THE cost of introducing the controversial Right to Roam act over the past five years has run tens of millions of pounds over budget so far, according to a damning report by the Government's own National Audit Office.
Right to roam costs attacked
And the at the weekend, the Country Land and Business Association launched a savage attack on plans to spend millions more to bring every mile of English coastline under its provisions, despite widespread protest from private property owners on the coast, wildfowlers and conservationists who run wildlife sanctuaries for seabirds.
Says Douglas Chalmers, Northern Director of the CLA, pointing out that no-one knows how many people have taken advantage of the new access rights already granted: "Never has so much been spent on so few."
The cost of setting up the existing access system was £69 million, tens of millions over budget, because civil servants under-estimated the costs of thousands of appeals by landowners against new access rights - and the huge number of mistakes made by planners who got the maps of new routes wrong.
Now, the CLA says that many more millions will be wasted on extending access to the coast.
Says Chalmers: "The NAO report makes it clear that it is still too early to say how open accesshas been embraced by the public, and yet here we are rushing ahead again with plans to open up even more private land at the taxpayers' expense.

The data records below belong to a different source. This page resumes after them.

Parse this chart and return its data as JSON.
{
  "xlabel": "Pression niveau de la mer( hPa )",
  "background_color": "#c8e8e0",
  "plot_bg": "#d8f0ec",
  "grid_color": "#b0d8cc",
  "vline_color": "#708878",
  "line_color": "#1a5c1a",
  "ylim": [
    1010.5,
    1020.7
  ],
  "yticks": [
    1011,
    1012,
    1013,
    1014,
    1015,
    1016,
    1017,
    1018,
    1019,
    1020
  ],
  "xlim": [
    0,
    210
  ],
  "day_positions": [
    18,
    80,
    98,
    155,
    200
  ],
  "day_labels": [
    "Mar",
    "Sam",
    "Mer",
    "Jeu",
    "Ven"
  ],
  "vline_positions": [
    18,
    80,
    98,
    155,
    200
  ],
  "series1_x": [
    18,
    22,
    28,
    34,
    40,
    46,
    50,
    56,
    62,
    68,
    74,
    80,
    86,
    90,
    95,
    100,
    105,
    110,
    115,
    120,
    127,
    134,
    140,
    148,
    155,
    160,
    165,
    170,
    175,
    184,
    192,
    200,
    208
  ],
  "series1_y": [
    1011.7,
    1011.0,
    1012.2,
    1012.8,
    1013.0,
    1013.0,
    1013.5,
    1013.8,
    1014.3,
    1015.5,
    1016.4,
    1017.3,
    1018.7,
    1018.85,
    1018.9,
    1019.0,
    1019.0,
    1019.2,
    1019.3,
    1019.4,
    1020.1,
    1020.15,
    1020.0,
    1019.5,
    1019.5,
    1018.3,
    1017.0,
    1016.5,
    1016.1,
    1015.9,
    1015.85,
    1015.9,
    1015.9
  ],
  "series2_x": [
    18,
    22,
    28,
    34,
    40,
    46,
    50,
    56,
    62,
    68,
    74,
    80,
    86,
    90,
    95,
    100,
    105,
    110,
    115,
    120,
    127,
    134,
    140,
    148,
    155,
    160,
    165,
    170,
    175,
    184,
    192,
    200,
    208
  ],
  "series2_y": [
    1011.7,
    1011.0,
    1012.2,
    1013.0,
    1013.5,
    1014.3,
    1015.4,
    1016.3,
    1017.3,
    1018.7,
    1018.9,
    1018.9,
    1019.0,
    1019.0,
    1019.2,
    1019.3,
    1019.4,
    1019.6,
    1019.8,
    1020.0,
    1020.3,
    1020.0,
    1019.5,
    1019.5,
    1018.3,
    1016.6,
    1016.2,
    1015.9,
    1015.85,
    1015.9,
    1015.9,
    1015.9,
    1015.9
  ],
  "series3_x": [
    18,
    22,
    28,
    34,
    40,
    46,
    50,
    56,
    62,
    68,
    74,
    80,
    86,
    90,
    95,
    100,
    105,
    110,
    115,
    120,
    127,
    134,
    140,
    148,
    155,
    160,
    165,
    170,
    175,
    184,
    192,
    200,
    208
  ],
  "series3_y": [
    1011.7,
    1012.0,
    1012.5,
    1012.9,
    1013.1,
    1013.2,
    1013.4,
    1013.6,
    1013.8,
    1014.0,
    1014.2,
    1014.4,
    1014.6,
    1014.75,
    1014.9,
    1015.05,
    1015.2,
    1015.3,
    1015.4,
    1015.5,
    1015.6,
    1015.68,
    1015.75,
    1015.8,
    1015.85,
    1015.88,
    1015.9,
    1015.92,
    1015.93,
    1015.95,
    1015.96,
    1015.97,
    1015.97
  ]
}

"Surely we could have learned from previous experience and plan pilot projects? In that way, we could work out the best options for everyone involved, provide the access people want, benefit local businesses, and achieve value for money."
Your views:
- I am not surprised that the "right to roam" went over budget, it would have been cheaper to bring the existing rights of way up to date (money has to spent on them anyhow) & maybe creating paths to points of interest where none exist now.